The overall sound of the album, as well as its follow-up, has been described by some as cold and mechanical and by others as sharp and clear, and the man most associated with this difference is Prince’s engineer Femi Jiya, who worked on only these two albums. The most obvious change is that the percussion tracks, a mix of real and synthesized sound, are loud in the mix, but that’s not the whole answer.
This was the first Bee Gees album issued essentially on CD. The natural dividing point of two sides was gone, and the album length also increase
d, this one clocking in at just over 60 minutes.

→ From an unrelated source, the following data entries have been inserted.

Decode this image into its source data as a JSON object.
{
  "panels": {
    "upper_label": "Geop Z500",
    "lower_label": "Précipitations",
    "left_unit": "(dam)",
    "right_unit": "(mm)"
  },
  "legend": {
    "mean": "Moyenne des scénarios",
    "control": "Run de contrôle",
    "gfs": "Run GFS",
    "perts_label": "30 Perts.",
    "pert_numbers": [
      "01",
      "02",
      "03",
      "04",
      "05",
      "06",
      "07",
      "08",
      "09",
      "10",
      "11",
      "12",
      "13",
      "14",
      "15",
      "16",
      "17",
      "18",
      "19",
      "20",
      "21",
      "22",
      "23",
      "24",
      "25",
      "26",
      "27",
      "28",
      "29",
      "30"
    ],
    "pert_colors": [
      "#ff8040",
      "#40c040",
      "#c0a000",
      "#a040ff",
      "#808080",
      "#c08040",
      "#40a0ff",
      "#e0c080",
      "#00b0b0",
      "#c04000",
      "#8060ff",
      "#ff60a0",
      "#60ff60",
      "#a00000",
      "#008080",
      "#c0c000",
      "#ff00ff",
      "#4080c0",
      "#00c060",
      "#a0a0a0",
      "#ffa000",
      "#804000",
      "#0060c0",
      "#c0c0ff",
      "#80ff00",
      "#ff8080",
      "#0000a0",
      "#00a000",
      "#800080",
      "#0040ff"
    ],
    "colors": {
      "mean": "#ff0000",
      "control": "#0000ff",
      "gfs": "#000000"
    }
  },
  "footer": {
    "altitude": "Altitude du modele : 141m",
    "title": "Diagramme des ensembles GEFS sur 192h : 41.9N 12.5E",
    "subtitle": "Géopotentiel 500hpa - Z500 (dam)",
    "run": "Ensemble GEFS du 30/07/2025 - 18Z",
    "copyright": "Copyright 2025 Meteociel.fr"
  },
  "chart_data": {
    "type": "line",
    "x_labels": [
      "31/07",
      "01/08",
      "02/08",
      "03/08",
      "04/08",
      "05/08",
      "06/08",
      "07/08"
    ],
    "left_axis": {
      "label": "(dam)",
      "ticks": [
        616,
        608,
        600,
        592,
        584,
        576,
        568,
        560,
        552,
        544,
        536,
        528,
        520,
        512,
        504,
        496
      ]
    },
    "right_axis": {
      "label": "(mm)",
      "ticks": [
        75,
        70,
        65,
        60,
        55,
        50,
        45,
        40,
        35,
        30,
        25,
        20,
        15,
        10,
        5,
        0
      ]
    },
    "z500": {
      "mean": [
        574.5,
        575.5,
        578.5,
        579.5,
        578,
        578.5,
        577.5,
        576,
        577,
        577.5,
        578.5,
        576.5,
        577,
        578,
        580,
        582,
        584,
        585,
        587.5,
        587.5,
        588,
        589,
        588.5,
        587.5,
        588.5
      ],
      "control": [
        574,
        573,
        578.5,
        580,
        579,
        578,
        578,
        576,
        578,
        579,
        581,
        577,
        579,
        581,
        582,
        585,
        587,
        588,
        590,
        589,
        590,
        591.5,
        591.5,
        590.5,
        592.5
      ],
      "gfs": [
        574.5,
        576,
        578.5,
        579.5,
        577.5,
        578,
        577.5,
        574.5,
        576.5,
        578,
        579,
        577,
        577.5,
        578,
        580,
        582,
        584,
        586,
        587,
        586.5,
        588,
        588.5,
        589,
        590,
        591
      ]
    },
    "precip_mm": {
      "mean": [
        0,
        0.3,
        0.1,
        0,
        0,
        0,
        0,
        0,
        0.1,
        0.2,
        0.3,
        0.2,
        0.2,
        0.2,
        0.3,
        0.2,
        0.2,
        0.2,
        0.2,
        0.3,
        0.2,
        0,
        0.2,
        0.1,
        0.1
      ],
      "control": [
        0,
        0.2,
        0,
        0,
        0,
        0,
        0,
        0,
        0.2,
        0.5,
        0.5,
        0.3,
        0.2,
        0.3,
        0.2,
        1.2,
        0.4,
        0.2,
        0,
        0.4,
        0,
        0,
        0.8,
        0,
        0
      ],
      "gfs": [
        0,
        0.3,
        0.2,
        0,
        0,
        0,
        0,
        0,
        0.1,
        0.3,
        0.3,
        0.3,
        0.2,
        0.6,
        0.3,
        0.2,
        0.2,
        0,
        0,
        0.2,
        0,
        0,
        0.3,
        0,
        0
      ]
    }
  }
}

The second single was released in May. ‘When He’s Gone’ is a genuinely exciting track which again has Robin singing a strong lead most of the way, and a thumping syncopated beat propels the song along. A strong single, it nonetheless failed to make any impact on the charts, despite the sleeve featuring a great picture of Maurice with his hands crossed over his face.
‘The Only Love’ sounds like a classic Bee Gees ballad, and it was released as a single in some parts of the world in August but reached only number 88 in Britain. Barry himself must have favoured the song as he featured it as his solo spot, relegating his long time favourite ballad ‘Words’ to a less prominent position during the 1991 European concert tour. The single’s cover artwork featured a photo of Maurice’s daughter Samantha.
On May 2, The Bee Gees appeared on Arsenio Hall’s late night talk show, performing ‘When He’s Gone’ and ‘To Love Somebody’ but pointedly not being interviewed, amidst rumours of dissatisfaction with the way Hall conducted their chat on a previous appearance. The following night they appeared on fellow former RSO artist Rick Dees’ Into The Night, performing ‘When He’s Gone’ and ‘One’, as well as an interview, the only promotion in the United States for the album and single. Later in the year, a Going Home one-hour special for cable TV’s Disney Channel would highlight the group’s career.
American radio proved resistant to The Bee Gees once again, with a general feeling of astonishment that the group was still recording. The attitude rankled with the brothers. “You wouldn’t be surprised if Fleetwood Mac, Eric Clapton, David Bowie or Elton John had a new album out. We’re younger than any of them,” Robin protested. “Why do you think we should retire? We’ve a long way to go yet.”
On May 25, The Bee Gees kicked off their 23-city High Civilization European tour in Kiel in Germany. During that first evening’s concert, they included their tribute to Andy, ‘Wish You Were Here’, but perhaps the memories were still too fresh, as the song was dropped from the set list for the remainder of the tour.